Against the background, you can begin to understand why someone could register 64 times to write UTME for 64 candidates.
The Joint Admissions and Matriculation Board in a report, last week, said it caught someone it described as a “notorious cheat” who had registered for the UTME 64 times, with the intention of writing the examination for 64 candidates.
JAMB added that overall, no fewer than 100 examination cheats at the time of the report, had been arrested by security operatives across the country during the just concluded UTME.
The examination body lamented that multiple registrations inflate annual registration for the UTME exercise by up to 30 per cent. And in its Weekly Bulletin released in Abuja last week by its spokesperson, Dr. Fabian Benjamin, JAMB said the fraudsters were engaged in multiple registrations to facilitate impersonation during the examination.

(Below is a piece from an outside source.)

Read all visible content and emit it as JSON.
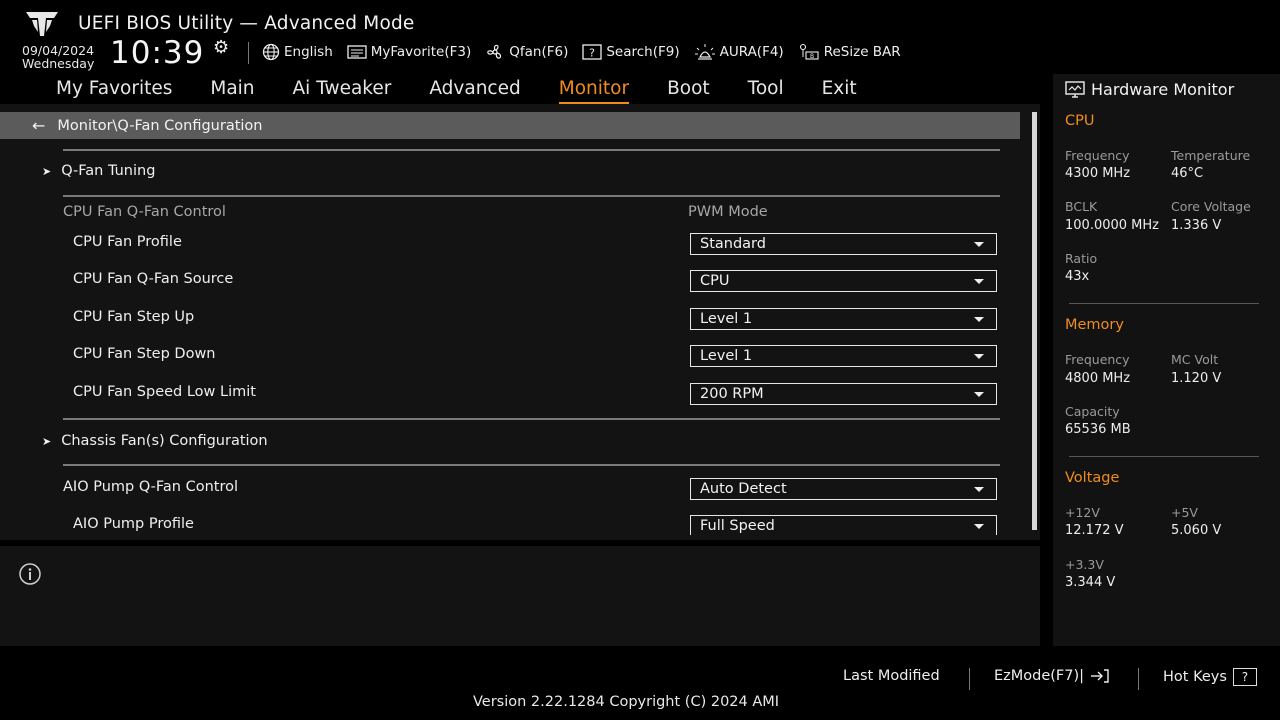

JAMB also said that data available to it showed that the practice was prevalent in virtually all the states of the federation, including Abuja.
According to examination body, the arrest of the culprits was made possible by the comprehensive and mandatory identity checks conducted on those taking the examination, with a view to fishing out professional ghost writers before the release of the results.
To that effect, results of two Computer Based Test centres in Abia State were said to have been cancelled over what JAMB described as “widespread irregularities” during the UTME.
Very interesting move there but that might just be a tip of the iceberg because in almost all the centres and even outside of them, all manner of cheating was and had taken place for the exam.